Considera-se estenose biliar um estreitamento da árvore biliar que pode ser causado por uma miríade de etiologias, algumas benignas, outras conferindo risco de vida. Existem três classes de estenoses biliares: benignas, malignas e indeterminadas. Infelizmente, apenas a minoria delas (15% a 24%) é benigna. A diferenciação entre benignas e malignas requer uma avaliação diagnóstica complexa, sendo a Endoscopia uma ferramenta imprescindível, especialmente por permitir amostragem de tecido.

Estenose Biliar Maligna:

  • A causa mais comum de estenose maligna do ducto biliar é o adenocarcinoma de pâncreas. Como o câncer pancreático é frequentemente diagnosticado em estágio avançado, 70% dos pacientes já apresentam estenose no momento do diagnóstico.
  • A segunda causa mais comum é o colangiocarcinoma, um tumor primário do próprio ducto biliar.

Quanto a topografia das estenoses no ducto biliar:

  • Distais – a neoplasia maligna do pâncreas deve sempre ser a consideração mais importante, independentemente de existir massa identificável em imagens transversais ou não.
  • Proximais – a suspeita de colangiocarcinoma deve ser a mais aventada.

Estenose Biliar Benigna:

  • A causa mais comum é lesão iatrogênica, sobretudo pós-colecistectomia ou pós-transplante hepático.
  • Várias condições inflamatórias também podem resultar em estenoses, principalmente a Colangite Esclerosante Primária e a Colangite Esclerosante relacionada a IgG4. No entanto, como a maioria das estenoses biliares se revela maligna ao cabo da investigação, é sempre essencial descartar malignidade nesses pacientes.

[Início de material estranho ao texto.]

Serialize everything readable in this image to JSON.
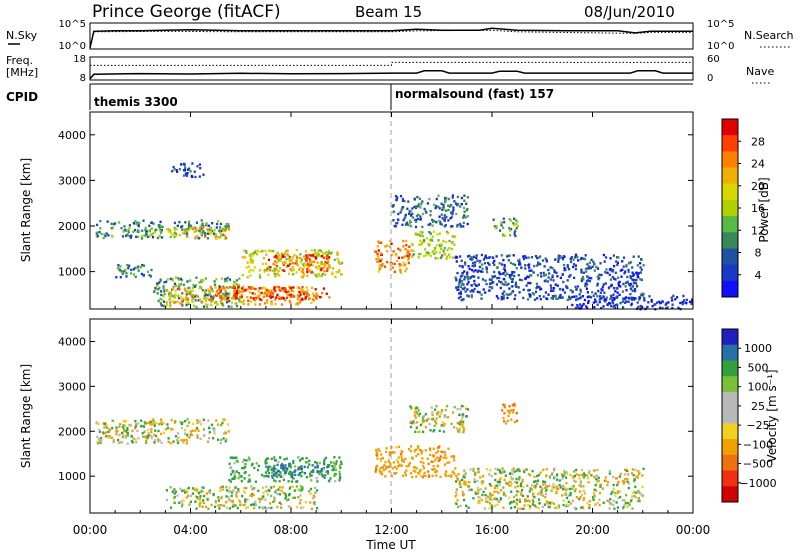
{
  "header": {
    "station": "Prince George (fitACF)",
    "beam": "Beam 15",
    "date": "08/Jun/2010"
  },
  "noise_panel": {
    "left_label": "N.Sky",
    "right_label": "N.Search",
    "left_ticks": [
      "10^5",
      "10^0"
    ],
    "right_ticks": [
      "10^5",
      "10^0"
    ]
  },
  "freq_panel": {
    "left_label_1": "Freq.",
    "left_label_2": "[MHz]",
    "right_label": "Nave",
    "left_ticks": [
      "18",
      "8"
    ],
    "right_ticks": [
      "60",
      "0"
    ]
  },
  "cpid_panel": {
    "label": "CPID",
    "mode_1": "themis 3300",
    "mode_2": "normalsound (fast) 157"
  },
  "power_panel": {
    "ylabel": "Slant Range [km]",
    "colorbar_label": "Power [dB]",
    "colorbar_ticks": [
      "28",
      "24",
      "20",
      "16",
      "12",
      "8",
      "4"
    ],
    "colorbar_colors": [
      "#e00000",
      "#ff4000",
      "#ff8000",
      "#f0b000",
      "#d8d800",
      "#b0d000",
      "#58b848",
      "#388858",
      "#2050a0",
      "#1838c8",
      "#1010ff"
    ]
  },
  "velocity_panel": {
    "ylabel": "Slant Range [km]",
    "colorbar_label": "Velocity [m s⁻¹]",
    "colorbar_ticks": [
      "1000",
      "500",
      "100",
      "25",
      "−25",
      "−100",
      "−500",
      "−1000"
    ],
    "colorbar_colors": [
      "#2020c0",
      "#2870a8",
      "#30a040",
      "#78c038",
      "#b8b8b8",
      "#b8b8b8",
      "#f0d020",
      "#f0a000",
      "#f07010",
      "#f03010",
      "#d00000"
    ]
  },
  "chart_data": {
    "type": "heatmap",
    "xlabel": "Time UT",
    "x_ticks": [
      "00:00",
      "04:00",
      "08:00",
      "12:00",
      "16:00",
      "20:00",
      "00:00"
    ],
    "y_ticks_km": [
      1000,
      2000,
      3000,
      4000
    ],
    "xlim_hours": [
      0,
      24
    ],
    "ylim_km": [
      180,
      4500
    ],
    "mode_change_hour": 12.0,
    "noise_ylim_log10": [
      0,
      5
    ],
    "freq_ylim_mhz": [
      8,
      18
    ],
    "nave_ylim": [
      0,
      60
    ],
    "n_sky_log10": [
      [
        0.0,
        0.2
      ],
      [
        0.15,
        3.4
      ],
      [
        1.0,
        3.5
      ],
      [
        2.0,
        3.5
      ],
      [
        3.0,
        3.6
      ],
      [
        4.0,
        3.7
      ],
      [
        5.0,
        3.6
      ],
      [
        6.0,
        3.5
      ],
      [
        8.0,
        3.5
      ],
      [
        10.0,
        3.5
      ],
      [
        12.0,
        3.5
      ],
      [
        13.0,
        3.8
      ],
      [
        14.0,
        3.6
      ],
      [
        15.5,
        3.6
      ],
      [
        16.0,
        4.0
      ],
      [
        17.0,
        3.6
      ],
      [
        19.0,
        3.5
      ],
      [
        20.0,
        3.5
      ],
      [
        21.0,
        3.5
      ],
      [
        21.7,
        3.1
      ],
      [
        22.3,
        3.4
      ],
      [
        24.0,
        3.4
      ]
    ],
    "n_search_log10": [
      [
        0.0,
        0.1
      ],
      [
        0.15,
        3.3
      ],
      [
        3.0,
        3.4
      ],
      [
        6.0,
        3.3
      ],
      [
        12.0,
        3.3
      ],
      [
        13.0,
        3.5
      ],
      [
        16.0,
        3.6
      ],
      [
        17.0,
        3.3
      ],
      [
        21.7,
        3.0
      ],
      [
        22.3,
        3.2
      ],
      [
        24.0,
        3.2
      ]
    ],
    "freq_mhz": [
      [
        0.0,
        8.5
      ],
      [
        0.15,
        10.5
      ],
      [
        2.0,
        10.8
      ],
      [
        4.0,
        10.6
      ],
      [
        6.0,
        10.9
      ],
      [
        8.0,
        10.7
      ],
      [
        10.0,
        10.8
      ],
      [
        12.0,
        11.0
      ],
      [
        13.0,
        11.0
      ],
      [
        13.3,
        12.0
      ],
      [
        14.0,
        12.0
      ],
      [
        14.3,
        11.0
      ],
      [
        16.0,
        11.0
      ],
      [
        16.3,
        11.8
      ],
      [
        17.0,
        11.8
      ],
      [
        17.3,
        11.0
      ],
      [
        21.5,
        11.0
      ],
      [
        21.8,
        12.0
      ],
      [
        22.5,
        12.0
      ],
      [
        22.8,
        11.0
      ],
      [
        24.0,
        11.0
      ]
    ],
    "nave": [
      [
        0.0,
        38
      ],
      [
        12.0,
        38
      ],
      [
        12.0,
        46
      ],
      [
        24.0,
        46
      ]
    ],
    "power_patches": [
      {
        "t0": 0.2,
        "t1": 5.5,
        "r0": 1750,
        "r1": 2150,
        "db": 10
      },
      {
        "t0": 3.5,
        "t1": 5.5,
        "r0": 1750,
        "r1": 2000,
        "db": 20
      },
      {
        "t0": 2.0,
        "t1": 3.5,
        "r0": 1800,
        "r1": 2000,
        "db": 16
      },
      {
        "t0": 1.0,
        "t1": 2.5,
        "r0": 900,
        "r1": 1200,
        "db": 10
      },
      {
        "t0": 2.5,
        "t1": 6.0,
        "r0": 250,
        "r1": 900,
        "db": 12
      },
      {
        "t0": 3.0,
        "t1": 9.0,
        "r0": 300,
        "r1": 700,
        "db": 22
      },
      {
        "t0": 6.0,
        "t1": 10.0,
        "r0": 900,
        "r1": 1500,
        "db": 18
      },
      {
        "t0": 7.0,
        "t1": 9.5,
        "r0": 1000,
        "r1": 1400,
        "db": 26
      },
      {
        "t0": 3.2,
        "t1": 4.5,
        "r0": 3100,
        "r1": 3400,
        "db": 6
      },
      {
        "t0": 5.0,
        "t1": 9.5,
        "r0": 400,
        "r1": 700,
        "db": 28
      },
      {
        "t0": 11.3,
        "t1": 12.7,
        "r0": 1000,
        "r1": 1700,
        "db": 24
      },
      {
        "t0": 12.7,
        "t1": 14.5,
        "r0": 1300,
        "r1": 1900,
        "db": 16
      },
      {
        "t0": 12.0,
        "t1": 15.0,
        "r0": 2000,
        "r1": 2700,
        "db": 8
      },
      {
        "t0": 14.5,
        "t1": 22.0,
        "r0": 400,
        "r1": 1400,
        "db": 6
      },
      {
        "t0": 16.0,
        "t1": 17.0,
        "r0": 1800,
        "r1": 2200,
        "db": 12
      },
      {
        "t0": 19.0,
        "t1": 24.0,
        "r0": 200,
        "r1": 500,
        "db": 4
      }
    ],
    "velocity_patches": [
      {
        "t0": 0.2,
        "t1": 5.5,
        "r0": 1750,
        "r1": 2300,
        "v": 0
      },
      {
        "t0": 3.0,
        "t1": 9.0,
        "r0": 300,
        "r1": 800,
        "v": 0
      },
      {
        "t0": 5.5,
        "t1": 10.0,
        "r0": 900,
        "r1": 1450,
        "v": 150
      },
      {
        "t0": 7.0,
        "t1": 9.5,
        "r0": 1000,
        "r1": 1300,
        "v": 400
      },
      {
        "t0": 11.3,
        "t1": 14.5,
        "r0": 1000,
        "r1": 1700,
        "v": -200
      },
      {
        "t0": 12.7,
        "t1": 15.0,
        "r0": 2000,
        "r1": 2600,
        "v": 0
      },
      {
        "t0": 16.3,
        "t1": 17.0,
        "r0": 2200,
        "r1": 2700,
        "v": -300
      },
      {
        "t0": 14.5,
        "t1": 22.0,
        "r0": 300,
        "r1": 1200,
        "v": 0
      }
    ]
  }
}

Estenose Biliar Indeterminada (EBI):

  • Conceito: na maioria das publicações postula-se que o termo se refere a uma estenose cuja etiologia não foi estabelecida por radiologia, seja Tomografia Computadorizada ou Ressonância Magnética (pelo fato de não possuir uma massa óbvia em imagens transversais) E a CPRE com biópsia transpapilar (guiada por fluoroscopia) e/ou escovado citológico também falhou em elucidar.
  • Observem que destacamos o “E” pois, apesar de ser o entendimento majoritário, há divergências no sentido de considerar que estas duas etapas seriam aditivas. Ou seja, a aparência imaginológica não conclusiva de malignidade conferiria o status de indeterminada, dispensando a realização da CPRE, visto que a acurácia diagnóstica dos procedimentos descritos acima não é boa.
  • É fato, contudo, que a CPRE com biópsia transpapilar (guiada por fluoroscopia) e/ou escovado continua sendo o procedimento padrão em muitos serviços nesses casos, sobretudo pela indisponibilidade da Colangioscopia. Porém, diante dos resultados atualmente publicados e muito promissores com as biópsias diretas guiadas pela Colangioscopia, é possível que haja mudança nesta sequência propedêutica.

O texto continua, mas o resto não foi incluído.